Изменить стиль страницы

Рано утром раззвенелись Лейзера-балагулы бубенчики. Как всегда, когда я уезжаю, мама стояла с одной стороны брички, а отец с другой стороны брички. Прибежал шеф-де-пост со своим маленьким толстеньким жандармчиком, Кусачим. Когда бричка тронулась, шеф-де-пост грозил мне кулаком: «Езжай, значит, черт тебя подери, прямо в Черновцы!» Отец остался стоять сзади, застывший. Мне показалось, что он спрашивает меня издали глазами: таки прямо в Черновцы? А может, прямее не прямо в Черновцы?..

ЧАСТЬ ТРЕТЬЯ

1

Два с половиной месяца сейчас, на старости лет, проносятся мимо как мотылек, остаются в памяти как один день. Вся жизнь так быстро пролетела — говорят старые люди. Тогда, в юности, два с половиной месяца значили очень много времени. Что только не может произойти в два с половиной месяца? Что в одну неделю не может произойти, в один день, в один миг?

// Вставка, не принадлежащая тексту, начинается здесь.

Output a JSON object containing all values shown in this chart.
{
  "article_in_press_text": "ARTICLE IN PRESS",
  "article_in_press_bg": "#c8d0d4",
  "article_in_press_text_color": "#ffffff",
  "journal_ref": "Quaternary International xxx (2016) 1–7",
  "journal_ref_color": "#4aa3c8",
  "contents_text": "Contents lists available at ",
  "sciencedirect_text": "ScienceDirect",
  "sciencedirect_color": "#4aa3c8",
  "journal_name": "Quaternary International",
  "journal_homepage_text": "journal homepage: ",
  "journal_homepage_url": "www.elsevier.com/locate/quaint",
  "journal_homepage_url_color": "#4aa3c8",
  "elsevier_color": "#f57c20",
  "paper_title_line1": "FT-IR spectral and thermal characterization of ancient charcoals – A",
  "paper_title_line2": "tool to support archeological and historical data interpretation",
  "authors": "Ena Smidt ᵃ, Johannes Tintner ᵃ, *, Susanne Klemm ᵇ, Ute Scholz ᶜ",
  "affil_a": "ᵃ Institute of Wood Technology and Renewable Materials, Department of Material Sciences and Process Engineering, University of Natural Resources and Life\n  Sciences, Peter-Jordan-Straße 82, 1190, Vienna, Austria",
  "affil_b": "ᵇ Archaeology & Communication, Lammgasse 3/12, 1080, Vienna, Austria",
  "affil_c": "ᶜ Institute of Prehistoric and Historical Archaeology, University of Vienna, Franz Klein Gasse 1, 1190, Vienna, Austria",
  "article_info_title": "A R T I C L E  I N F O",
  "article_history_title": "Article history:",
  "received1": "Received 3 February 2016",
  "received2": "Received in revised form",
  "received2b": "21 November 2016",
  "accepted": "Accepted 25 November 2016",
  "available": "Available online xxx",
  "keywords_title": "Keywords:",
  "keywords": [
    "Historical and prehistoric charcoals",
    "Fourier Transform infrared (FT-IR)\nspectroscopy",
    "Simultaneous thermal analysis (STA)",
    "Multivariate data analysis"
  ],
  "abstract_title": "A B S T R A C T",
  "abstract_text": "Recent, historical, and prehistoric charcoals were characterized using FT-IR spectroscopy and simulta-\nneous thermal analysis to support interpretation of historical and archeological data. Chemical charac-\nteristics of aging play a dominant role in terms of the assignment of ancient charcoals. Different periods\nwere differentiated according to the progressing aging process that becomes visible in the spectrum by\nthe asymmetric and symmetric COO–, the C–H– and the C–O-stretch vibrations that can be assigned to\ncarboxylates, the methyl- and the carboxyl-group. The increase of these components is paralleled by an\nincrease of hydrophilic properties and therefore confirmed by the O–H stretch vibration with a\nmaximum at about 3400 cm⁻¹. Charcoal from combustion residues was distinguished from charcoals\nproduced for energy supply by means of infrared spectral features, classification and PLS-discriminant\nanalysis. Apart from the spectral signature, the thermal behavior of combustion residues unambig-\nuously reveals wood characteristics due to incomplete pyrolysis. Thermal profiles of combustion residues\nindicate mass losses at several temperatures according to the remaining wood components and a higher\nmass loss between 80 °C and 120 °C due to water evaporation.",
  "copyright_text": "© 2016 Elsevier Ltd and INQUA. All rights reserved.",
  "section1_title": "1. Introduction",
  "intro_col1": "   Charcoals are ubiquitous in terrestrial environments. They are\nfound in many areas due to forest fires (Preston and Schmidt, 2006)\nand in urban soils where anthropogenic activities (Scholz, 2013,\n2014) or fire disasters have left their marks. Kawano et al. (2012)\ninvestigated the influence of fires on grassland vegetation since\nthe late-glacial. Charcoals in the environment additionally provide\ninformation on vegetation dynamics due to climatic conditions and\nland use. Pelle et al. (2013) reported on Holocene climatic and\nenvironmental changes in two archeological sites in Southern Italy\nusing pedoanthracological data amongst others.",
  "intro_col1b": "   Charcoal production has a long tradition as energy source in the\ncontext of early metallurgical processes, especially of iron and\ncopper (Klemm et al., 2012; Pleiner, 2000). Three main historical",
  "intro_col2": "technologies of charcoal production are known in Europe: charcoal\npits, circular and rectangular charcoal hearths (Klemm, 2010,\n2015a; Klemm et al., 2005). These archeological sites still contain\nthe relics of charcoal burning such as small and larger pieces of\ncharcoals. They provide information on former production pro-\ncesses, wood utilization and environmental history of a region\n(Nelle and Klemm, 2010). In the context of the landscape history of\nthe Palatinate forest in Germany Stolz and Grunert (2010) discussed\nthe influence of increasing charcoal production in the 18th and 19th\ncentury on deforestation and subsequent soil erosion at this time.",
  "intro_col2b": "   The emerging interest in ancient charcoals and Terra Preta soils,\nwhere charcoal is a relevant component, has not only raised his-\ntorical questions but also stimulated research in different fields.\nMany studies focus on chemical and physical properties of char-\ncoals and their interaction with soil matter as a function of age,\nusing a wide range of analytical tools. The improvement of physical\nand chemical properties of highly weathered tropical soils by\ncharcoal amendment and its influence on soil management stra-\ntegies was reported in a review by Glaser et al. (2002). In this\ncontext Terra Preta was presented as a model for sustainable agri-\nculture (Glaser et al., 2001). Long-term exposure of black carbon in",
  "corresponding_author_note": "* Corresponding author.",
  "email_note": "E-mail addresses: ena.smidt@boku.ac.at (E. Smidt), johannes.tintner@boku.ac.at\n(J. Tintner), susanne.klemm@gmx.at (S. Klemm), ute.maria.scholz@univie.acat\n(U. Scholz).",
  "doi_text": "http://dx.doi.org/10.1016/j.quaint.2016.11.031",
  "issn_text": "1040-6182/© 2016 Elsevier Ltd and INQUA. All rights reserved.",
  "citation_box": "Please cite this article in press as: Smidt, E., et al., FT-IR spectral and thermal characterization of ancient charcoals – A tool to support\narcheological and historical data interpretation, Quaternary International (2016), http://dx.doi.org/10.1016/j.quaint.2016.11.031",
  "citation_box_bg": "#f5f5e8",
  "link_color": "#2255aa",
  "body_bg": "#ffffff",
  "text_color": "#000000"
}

Мне показалось, что черновицкая хозяйка моя, мадам Шалер, в эти два с половиной месяца сильно сдала, лицо ее — сплошь в морщинах. Обедов нашим товарищам она больше не варит. Дом ее, сказала она, уже скомпрометирован. Перед первым мая и потом еще приходила полиция, рылись, искали, все раскидали и рассыпали. Из четырех квартиранток у нее осталась одна Соня. С чего же ей жить? Заходит иногда в какой-нибудь дом навести порядок, вымыть пол. Ах, если бы ее покойный Рудольф знал, что после его смерти жена его пойдет мыть полы по чужим домам, он бы все равно умер.

Мадам Шалер уголком платочка вытерла глаза, лицо ее просветлело, она, кажется, даже начала смеяться, опять, как раньше, назвала меня шутя «кавалер», расспросила обо всех маленьких сестричках моих дома, снова стала старой, прежней мадам Шалер.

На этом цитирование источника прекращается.